Fra Diego Durán, missionario e storico spagnolo del XVI secolo, descrisse nella sua Historia de las Indias de Nueva España due feste dedicate ai morti. La prima era Miccailhuitontli, ovvero la festa dei “piccoli morti”, che si celebrava nel nono mese del calendario nahua (che corrisponde all’incirca al mese di agosto). La seconda era la Festa Grande dei Morti, che veniva celebrata nel mese di ottobre. Entrambe queste date coincidono con il periodo di crescita e raccolta del mais, che fin dall’epoca preispanica rappresentava la principale fonte di sostentamento dei popoli nativi. Si trattava dunque di riti collegati alla stagionalità agricola. Temendo tutti gli eventi che avrebbero potuto ostacolare il buon andamento del raccolto, gli indigeni interpellavano gli antenati e invocavano la loro protezione offrendo doni, oblazioni e sacrifici. La ciclicità della natura e la ciclicità della vita si intrecciavano simbolicamente a partire da un principio di reciprocità fra i vivi e i morti: i primi erano chiamati a condividere i doni del raccolto con i loro antenati, mentre i secondi dovevano farsi garanti della generatività della terra.
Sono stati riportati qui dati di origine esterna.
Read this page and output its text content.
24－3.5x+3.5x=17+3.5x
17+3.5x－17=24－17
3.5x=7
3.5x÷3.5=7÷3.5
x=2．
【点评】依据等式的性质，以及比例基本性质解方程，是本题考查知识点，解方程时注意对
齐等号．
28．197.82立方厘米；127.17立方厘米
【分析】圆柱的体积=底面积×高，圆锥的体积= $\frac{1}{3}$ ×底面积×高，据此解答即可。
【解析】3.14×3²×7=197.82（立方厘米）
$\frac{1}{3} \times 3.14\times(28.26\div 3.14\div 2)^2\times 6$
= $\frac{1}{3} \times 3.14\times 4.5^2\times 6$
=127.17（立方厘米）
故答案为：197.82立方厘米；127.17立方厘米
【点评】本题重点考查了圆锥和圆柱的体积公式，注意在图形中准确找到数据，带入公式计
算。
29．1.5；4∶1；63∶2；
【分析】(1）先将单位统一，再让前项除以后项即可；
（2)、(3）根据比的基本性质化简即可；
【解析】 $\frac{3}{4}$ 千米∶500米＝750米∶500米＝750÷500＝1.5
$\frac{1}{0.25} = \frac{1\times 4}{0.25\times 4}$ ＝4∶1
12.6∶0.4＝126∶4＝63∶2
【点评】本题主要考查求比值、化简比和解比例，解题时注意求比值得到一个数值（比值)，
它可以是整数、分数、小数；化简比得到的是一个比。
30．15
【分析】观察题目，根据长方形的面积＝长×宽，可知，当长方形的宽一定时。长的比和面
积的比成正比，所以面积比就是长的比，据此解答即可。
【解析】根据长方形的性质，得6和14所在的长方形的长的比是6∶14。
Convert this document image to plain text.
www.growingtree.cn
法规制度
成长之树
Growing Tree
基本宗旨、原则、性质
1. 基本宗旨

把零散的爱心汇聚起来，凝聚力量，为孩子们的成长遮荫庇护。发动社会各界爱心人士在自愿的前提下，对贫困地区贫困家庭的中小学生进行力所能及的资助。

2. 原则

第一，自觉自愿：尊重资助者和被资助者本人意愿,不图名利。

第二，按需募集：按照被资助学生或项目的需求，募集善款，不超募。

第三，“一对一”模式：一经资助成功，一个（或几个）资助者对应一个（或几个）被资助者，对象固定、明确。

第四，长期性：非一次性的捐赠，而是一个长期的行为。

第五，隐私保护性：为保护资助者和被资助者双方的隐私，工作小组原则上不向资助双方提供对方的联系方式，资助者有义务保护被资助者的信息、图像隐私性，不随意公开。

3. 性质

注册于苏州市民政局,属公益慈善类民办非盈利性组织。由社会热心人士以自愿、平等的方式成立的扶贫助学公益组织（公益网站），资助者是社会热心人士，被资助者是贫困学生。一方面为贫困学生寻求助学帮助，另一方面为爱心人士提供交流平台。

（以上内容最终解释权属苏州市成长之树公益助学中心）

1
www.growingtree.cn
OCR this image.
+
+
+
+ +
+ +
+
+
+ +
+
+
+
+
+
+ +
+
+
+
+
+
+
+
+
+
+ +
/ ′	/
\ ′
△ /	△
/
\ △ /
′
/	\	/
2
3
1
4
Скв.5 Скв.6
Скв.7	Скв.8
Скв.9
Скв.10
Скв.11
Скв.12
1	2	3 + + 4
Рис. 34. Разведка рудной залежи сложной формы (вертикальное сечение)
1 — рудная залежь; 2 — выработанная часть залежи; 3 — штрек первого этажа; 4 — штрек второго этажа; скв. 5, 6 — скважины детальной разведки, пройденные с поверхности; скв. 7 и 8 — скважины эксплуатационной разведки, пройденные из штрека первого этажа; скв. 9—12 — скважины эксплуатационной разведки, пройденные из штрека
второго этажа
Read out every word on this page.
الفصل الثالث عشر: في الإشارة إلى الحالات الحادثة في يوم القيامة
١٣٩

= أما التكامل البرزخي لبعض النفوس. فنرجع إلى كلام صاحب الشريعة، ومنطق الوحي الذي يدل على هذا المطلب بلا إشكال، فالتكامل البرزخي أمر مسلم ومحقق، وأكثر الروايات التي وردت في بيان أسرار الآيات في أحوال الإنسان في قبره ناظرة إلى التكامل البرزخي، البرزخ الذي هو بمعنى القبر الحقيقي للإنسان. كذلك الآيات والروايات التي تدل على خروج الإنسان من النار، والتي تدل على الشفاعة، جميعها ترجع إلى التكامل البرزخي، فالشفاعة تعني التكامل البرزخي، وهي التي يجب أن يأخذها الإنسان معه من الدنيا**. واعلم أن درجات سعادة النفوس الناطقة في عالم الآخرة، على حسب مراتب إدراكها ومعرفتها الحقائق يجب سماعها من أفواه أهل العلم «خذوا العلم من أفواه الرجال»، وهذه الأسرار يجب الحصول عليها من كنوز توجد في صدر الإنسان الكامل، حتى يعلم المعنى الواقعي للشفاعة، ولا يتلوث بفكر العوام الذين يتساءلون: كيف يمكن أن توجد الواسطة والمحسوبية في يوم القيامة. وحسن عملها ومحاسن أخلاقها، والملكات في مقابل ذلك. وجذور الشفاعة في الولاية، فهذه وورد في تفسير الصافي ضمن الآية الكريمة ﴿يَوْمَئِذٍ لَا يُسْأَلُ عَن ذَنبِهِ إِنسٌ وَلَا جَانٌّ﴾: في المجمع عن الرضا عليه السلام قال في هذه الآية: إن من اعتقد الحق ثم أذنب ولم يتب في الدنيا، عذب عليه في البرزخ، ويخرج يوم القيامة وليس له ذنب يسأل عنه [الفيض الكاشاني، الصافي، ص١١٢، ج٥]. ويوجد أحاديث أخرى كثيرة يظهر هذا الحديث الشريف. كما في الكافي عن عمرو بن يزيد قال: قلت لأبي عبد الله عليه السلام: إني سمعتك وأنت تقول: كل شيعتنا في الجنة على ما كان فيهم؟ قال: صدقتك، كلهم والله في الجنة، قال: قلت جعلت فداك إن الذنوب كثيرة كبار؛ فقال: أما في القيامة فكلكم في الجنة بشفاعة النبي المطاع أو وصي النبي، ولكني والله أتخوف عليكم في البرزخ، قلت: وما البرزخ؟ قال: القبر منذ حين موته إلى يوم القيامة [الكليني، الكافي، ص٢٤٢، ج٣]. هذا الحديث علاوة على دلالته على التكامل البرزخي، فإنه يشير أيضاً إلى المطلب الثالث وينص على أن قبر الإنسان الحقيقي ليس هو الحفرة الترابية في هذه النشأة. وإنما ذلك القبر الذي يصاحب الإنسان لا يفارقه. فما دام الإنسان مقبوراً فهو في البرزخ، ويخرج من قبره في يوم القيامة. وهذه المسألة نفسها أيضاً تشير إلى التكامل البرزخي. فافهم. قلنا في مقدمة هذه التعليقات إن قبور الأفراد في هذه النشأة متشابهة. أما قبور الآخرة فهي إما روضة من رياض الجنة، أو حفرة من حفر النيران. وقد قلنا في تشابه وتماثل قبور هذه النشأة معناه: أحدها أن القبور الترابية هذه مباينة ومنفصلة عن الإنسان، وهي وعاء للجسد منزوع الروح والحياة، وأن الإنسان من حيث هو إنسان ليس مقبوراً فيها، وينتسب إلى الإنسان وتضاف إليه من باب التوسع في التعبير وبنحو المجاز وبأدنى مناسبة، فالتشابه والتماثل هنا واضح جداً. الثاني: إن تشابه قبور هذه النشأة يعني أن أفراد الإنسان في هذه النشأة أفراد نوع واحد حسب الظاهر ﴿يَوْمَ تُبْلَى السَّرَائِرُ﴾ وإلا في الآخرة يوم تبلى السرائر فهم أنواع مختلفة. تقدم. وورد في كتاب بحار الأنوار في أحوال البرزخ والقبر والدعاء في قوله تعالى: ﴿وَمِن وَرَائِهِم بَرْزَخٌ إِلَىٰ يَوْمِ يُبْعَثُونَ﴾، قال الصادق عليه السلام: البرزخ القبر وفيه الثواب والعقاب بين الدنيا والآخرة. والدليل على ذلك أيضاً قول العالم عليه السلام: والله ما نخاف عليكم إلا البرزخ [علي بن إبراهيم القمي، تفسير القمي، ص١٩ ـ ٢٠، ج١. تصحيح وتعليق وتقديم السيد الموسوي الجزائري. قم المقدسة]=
Parallelamente, dato che nei regni cattolici di Leon, Aragon e Castilla era diffusa la tradizione di preparare dei dolci che imitavano la forma delle reliquie per la festa di Ognissanti, nel mese di ottobre giungevano nel Messico cinquecentesco delle dolcissime caramelle al miele a forma di ossa, crani e femori; insieme a deliziosi scheletri di pasta di mandorle da consumare il primo novembre. Questo dolci, però, erano troppo cari perché il popolo potesse gustarli, così, in breve, gli indigeni e i creoli messicani cominciarono a “inventare” le loro versioni usando il cacao, i semi e altri prodotti tipici americani. Gradualmente, le comunità indigene spostarono le loro celebrazioni dei morti – osteggiate dalla chiesa cattolica, in quanto pagane – ai giorni dedicati alle commemorazioni di Tutti i santi, e incorporarono ai doni tradizionali (a base di mais) i dolci ispirati alla festa spagnola.
I significati originari e nuovi si mescolarono, dando luogo a una religiosità popolare sincretica, che aveva come oggetto di devozione e di culto tanto i santi quanto gli antenati. Rito e festa si mescolano in molti modi nel Día de Muertos. La vitalità e il significato di questa commemorazione stanno proprio nel suo carattere ibrido, meticcio quanto lo è l’anima dell’America Latina, che le ha consentito di trasformarsi di volta in volta, attraversando le vicissitudini storiche e sociali messicane, per dare forma a un’espressione culturale molto sentita e partecipata, che tiene insieme l’amore e il timore, il visibile e l’invisibile, la morte e la vita.